Although Apple announced “iOS 10 is our biggest release yet”, stuffed full of new features, there are not a lot of significant security enhancements to be found (see Apple’s security content of iOS 10). We partially addressed this topic in last week’s blog when Shahar Areli explained that Apple has taken some positive steps forward, and has responded very quickly to recent vulnerabilities (Pangu’s Jailbreak and Pegasus Spyware), but is not doing everything we would like to see to address the major threat vectors. Yet, there is one item to cheer about in iOS 10.
One security improvement that has been long overdue was finally addressed as CVE-2016-4747, a network vulnerability that has affected users since the first ActiveSync implementation on iOS. This issue allowed any network to easily obtain users’ credentials through SSL decryption, simply by asking a user to click “Continue” in a dialog box. There was another option in this dialog – “Cancel” – which is a far better option, but most people didn’t really understand the implications of this choice and simply wanted to get to the desired Internet destination. SEP Mobile research indicates that 92% of users click “Continue”.
The dialog says “Cannot Verify Server Identity”, which means that the certificate presented is not the proper certificate for the requested site, a condition commonly found in Captive Portals.

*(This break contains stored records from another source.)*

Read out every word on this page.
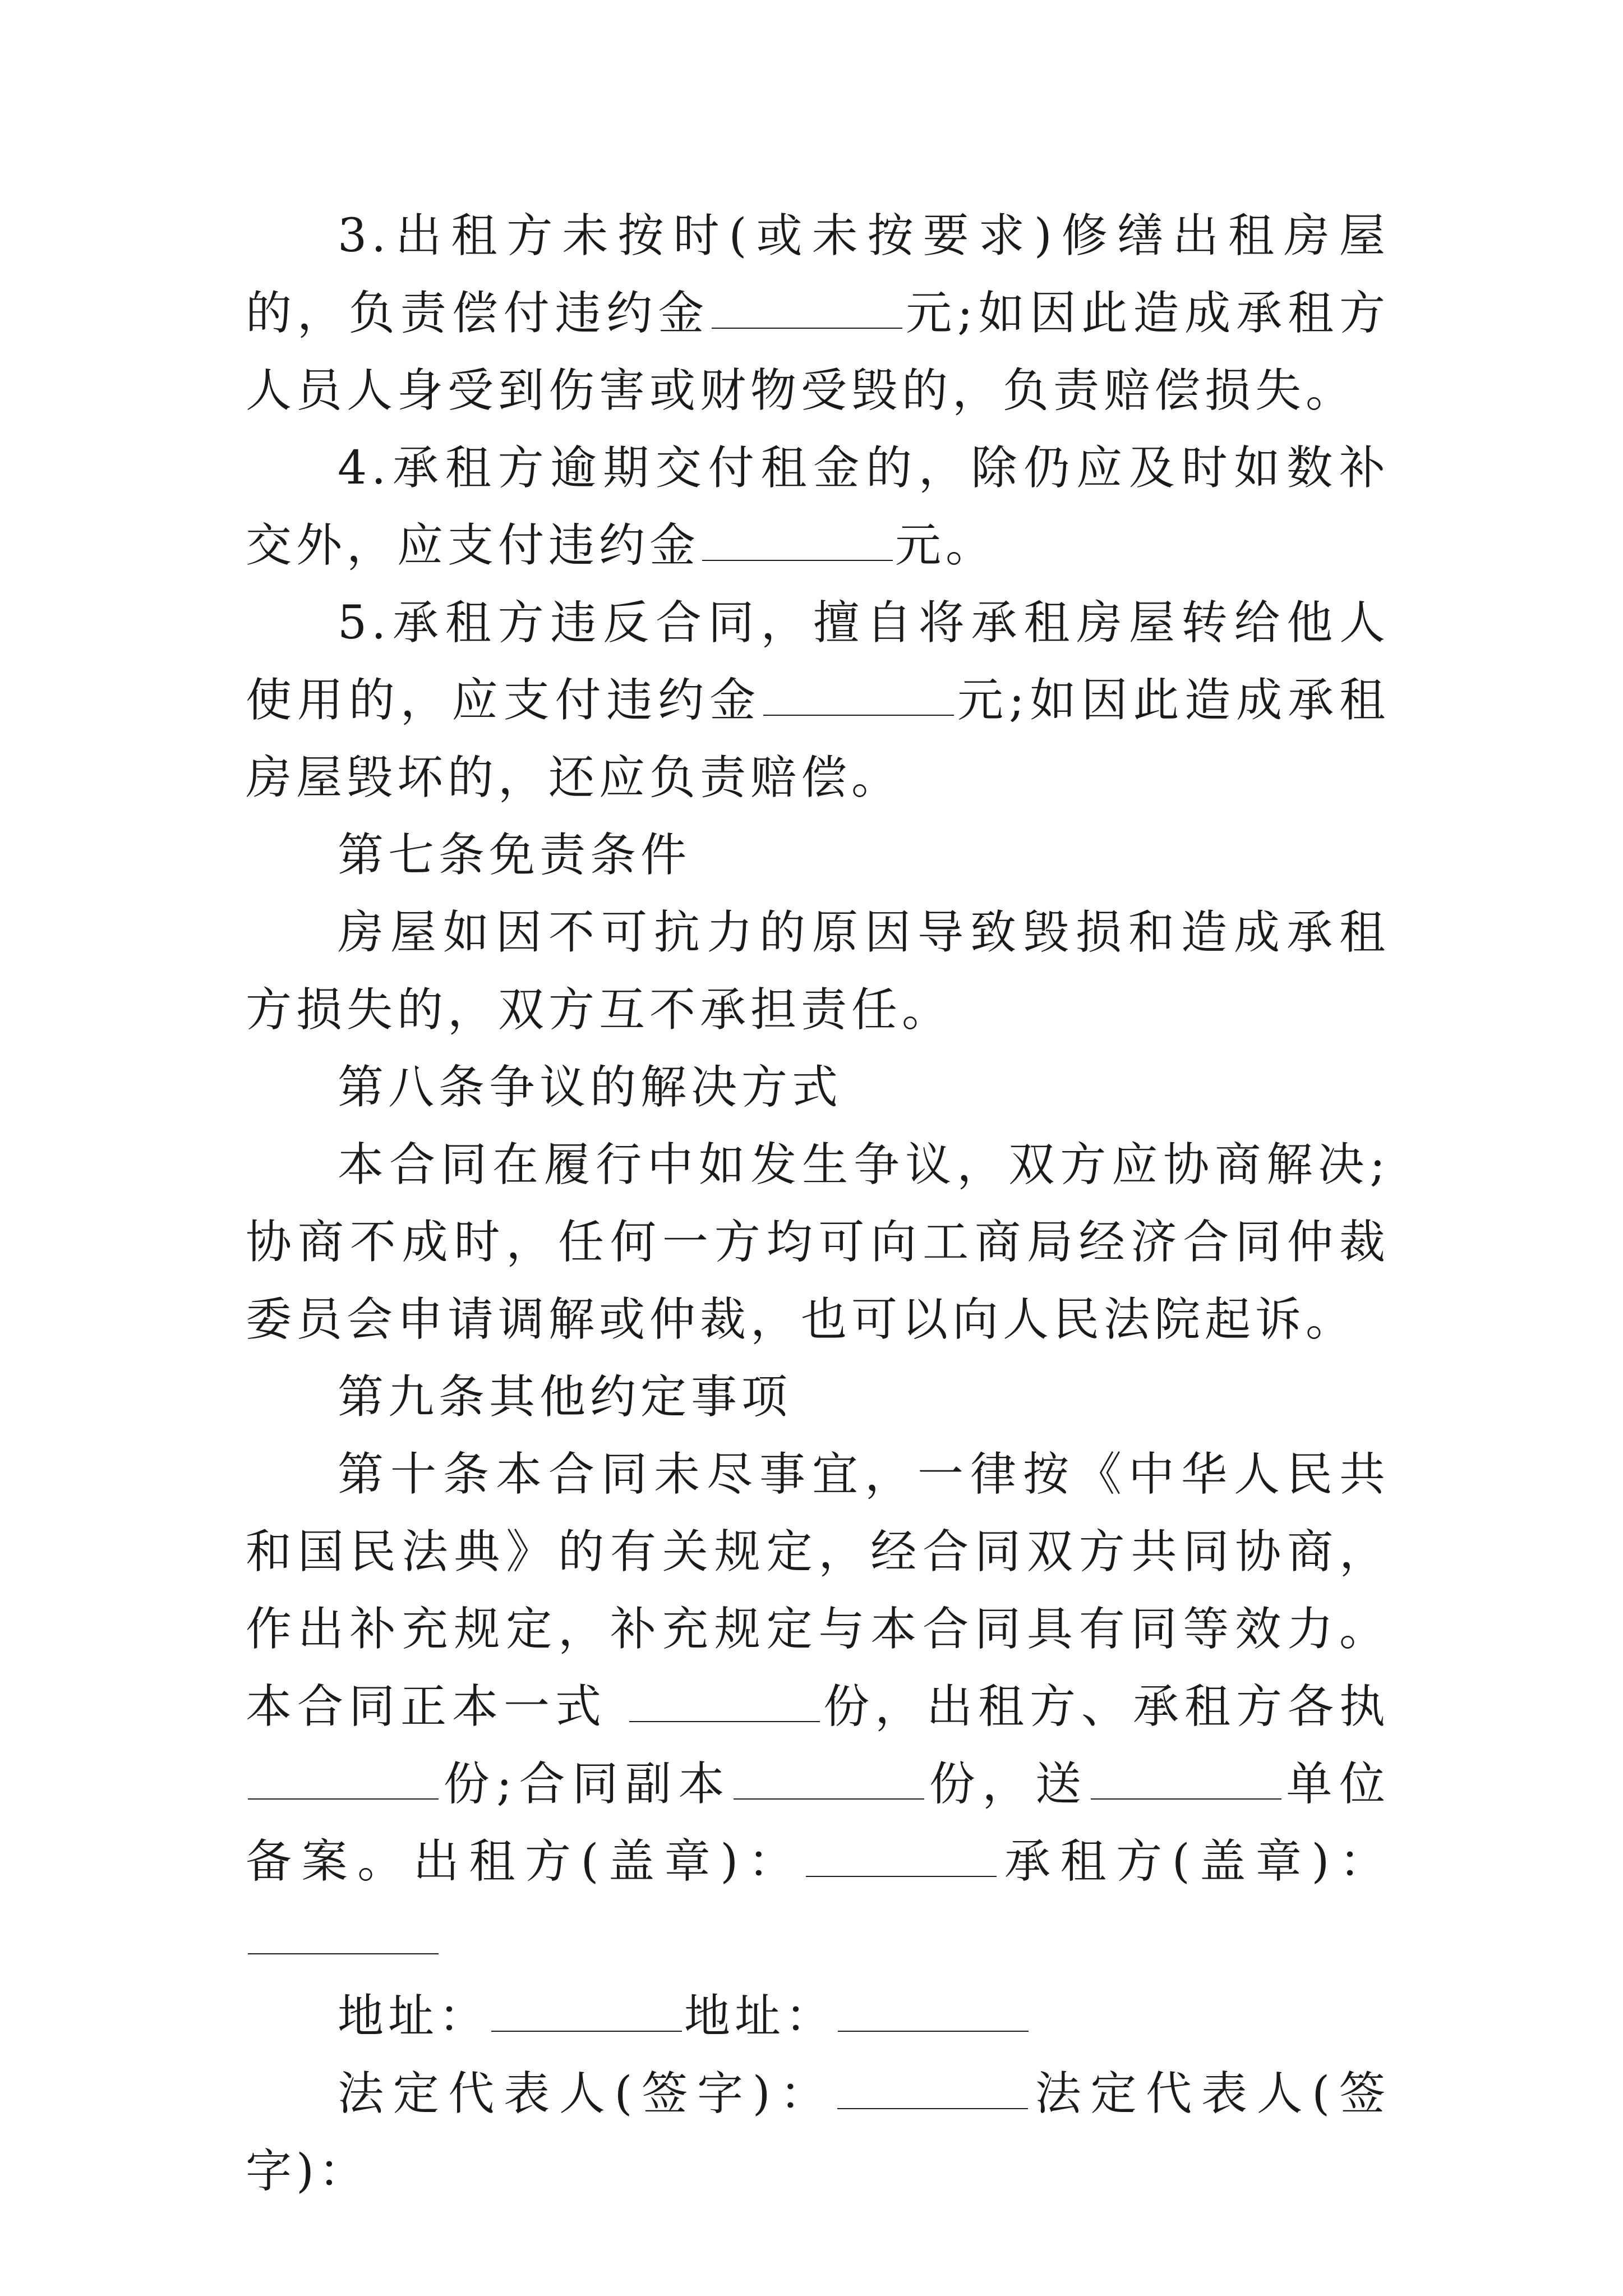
3.出租方未按时(或未按要求)修缮出租房屋的，负责偿付违约金	元;如因此造成承租方人员人身受到伤害或财物受毁的，负责赔偿损失。

4.承租方逾期交付租金的，除仍应及时如数补交外，应支付违约金	元。

5.承租方违反合同，擅自将承租房屋转给他人使用的，应支付违约金	元;如因此造成承租房屋毁坏的，还应负责赔偿。

第七条免责条件

房屋如因不可抗力的原因导致毁损和造成承租方损失的，双方互不承担责任。

第八条争议的解决方式

本合同在履行中如发生争议，双方应协商解决;协商不成时，任何一方均可向工商局经济合同仲裁委员会申请调解或仲裁，也可以向人民法院起诉。

第九条其他约定事项

第十条本合同未尽事宜，一律按《中华人民共和国民法典》的有关规定，经合同双方共同协商，作出补充规定，补充规定与本合同具有同等效力。本合同正本一式	份，出租方、承租方各执份;合同副本	份，送	单位备案。出租方(盖章)：	承租方(盖章)：

地址：	地址：

法定代表人(签字)：	法定代表人(签字)：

By clicking “Continue”, you are in effect saying that, although the intended security is not in place, I want to make this connection anyway. Instantly, your Exchange credentials are compromised, and any communications over this connection is exposed. SEP Mobile has been warning users from the beginning that they should NOT click Continue.
Of course, we went farther than just a verbal recommendation of safe network behavior with the SEP Mobile app, which will instantly warn the user of the suspicious network. For our enterprise customers, the app will automatically activate Selective Resource Protection and Secure Connection Protection to ensure credentials, communications and critical corporate resources remain protected.
Now that Apple has addressed this serious problem, users who upgrade to iOS 10 will have 1 less decision to make, as iOS 10 will now make that decision for them by terminating untrusted connections. We applaud Apple for finally addressing this insidious security hole.
As for SEP Mobile, we will continue to proactively protect mobile devices from the remaining thousands of known and unknown risks and exploits.